There are multiple areas where Virtual Reality (VR) can contribute to healthcare. These includes mental well-being, physiotherapy, pharmaceutical development, and education for professionals and patients. In particular, we will take a look at education for professionals.
The need for accurate medical illustrations for education is undeniable. Since the nineteenth century, textbooks such as Gray’s Anatomy (1858), which is a reference book of human anatomy, gave medical professionals insights into the complex human body. 3D technology was then incorporated to allow for better visualization. Now, VR is the next iteration of such medical educational tools to improve the learning and understanding process of our bodies. VR is able to provide users with real-world simulations through dynamic visuals and more importantly, a risk-free and realistic training ground.
VR in surgical training
VR is especially useful in surgical training. It comes in handy since taking away experienced surgeons from treating patients to train students is expensive and may have adverse impacts on their patients. VR training beats learning from textbooks and watching videos which do not provide the required hands-on experience. In addition, students can use virtually created models of medical equipment that are not easily accessible and perform procedures without risking any lives.

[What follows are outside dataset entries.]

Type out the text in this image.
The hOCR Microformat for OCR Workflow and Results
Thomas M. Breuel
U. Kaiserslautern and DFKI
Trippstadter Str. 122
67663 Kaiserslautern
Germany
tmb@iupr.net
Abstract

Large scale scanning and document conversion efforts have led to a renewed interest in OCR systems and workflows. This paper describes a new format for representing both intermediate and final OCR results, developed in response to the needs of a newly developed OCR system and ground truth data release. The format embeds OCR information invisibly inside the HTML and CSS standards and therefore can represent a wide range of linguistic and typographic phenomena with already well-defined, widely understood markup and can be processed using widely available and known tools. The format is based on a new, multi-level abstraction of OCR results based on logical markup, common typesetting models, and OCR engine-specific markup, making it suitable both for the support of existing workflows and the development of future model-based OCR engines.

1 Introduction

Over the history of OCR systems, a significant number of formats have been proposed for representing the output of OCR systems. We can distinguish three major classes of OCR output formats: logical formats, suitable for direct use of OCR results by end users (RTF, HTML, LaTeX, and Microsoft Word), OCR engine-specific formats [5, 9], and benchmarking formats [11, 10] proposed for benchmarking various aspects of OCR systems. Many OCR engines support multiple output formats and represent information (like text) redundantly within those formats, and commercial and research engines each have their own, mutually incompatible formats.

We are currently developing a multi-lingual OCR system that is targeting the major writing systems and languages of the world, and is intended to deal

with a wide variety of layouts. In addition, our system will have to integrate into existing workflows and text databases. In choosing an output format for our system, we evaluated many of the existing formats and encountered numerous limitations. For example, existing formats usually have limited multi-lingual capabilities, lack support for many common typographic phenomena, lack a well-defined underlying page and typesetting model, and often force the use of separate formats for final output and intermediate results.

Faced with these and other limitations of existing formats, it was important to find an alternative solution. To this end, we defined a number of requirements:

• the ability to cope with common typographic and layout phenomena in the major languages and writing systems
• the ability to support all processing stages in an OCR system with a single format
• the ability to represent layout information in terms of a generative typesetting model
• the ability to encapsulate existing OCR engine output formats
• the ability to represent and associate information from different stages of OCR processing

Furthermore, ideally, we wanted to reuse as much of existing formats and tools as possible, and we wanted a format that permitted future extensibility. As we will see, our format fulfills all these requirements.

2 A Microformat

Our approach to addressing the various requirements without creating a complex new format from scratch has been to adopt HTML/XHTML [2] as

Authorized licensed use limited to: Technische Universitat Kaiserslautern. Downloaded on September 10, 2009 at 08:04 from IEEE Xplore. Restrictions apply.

Why VR in medical training is engaging
There is always demand for competent medical professionals. The application of VR in the medicine field intrigues me as technology has long been used for the application of medicine, and not the education of medical professionals. VR can serve as a mean to reduce the chance of human errors through simulation training. Users can build muscle memory for certain procedures and hone their psychomotor skills. A meta-analysis of the relationship between medical error and simulation training has revealed that simulation can reduce medical error and prevent some risks related to medical treatment (Sarfati 2019)
What is next for VR in medical training
Indisputably, VR aids medical training through detailed imagery which shows the inner workings of the complex human body. The hands-on experience provided is indispensable to the education of medical professionals. Perhaps, future development may focus on collaboration in the simulations. Much of the medical applications are team-based so such developments may help users familiarize with their counterparts in training.
Sarfati, Laura, et al. “Human‐simulation‐based learning to prevent medication error: A systematic review.” Journal of evaluation in clinical practice 25.1 (2019): 11-20.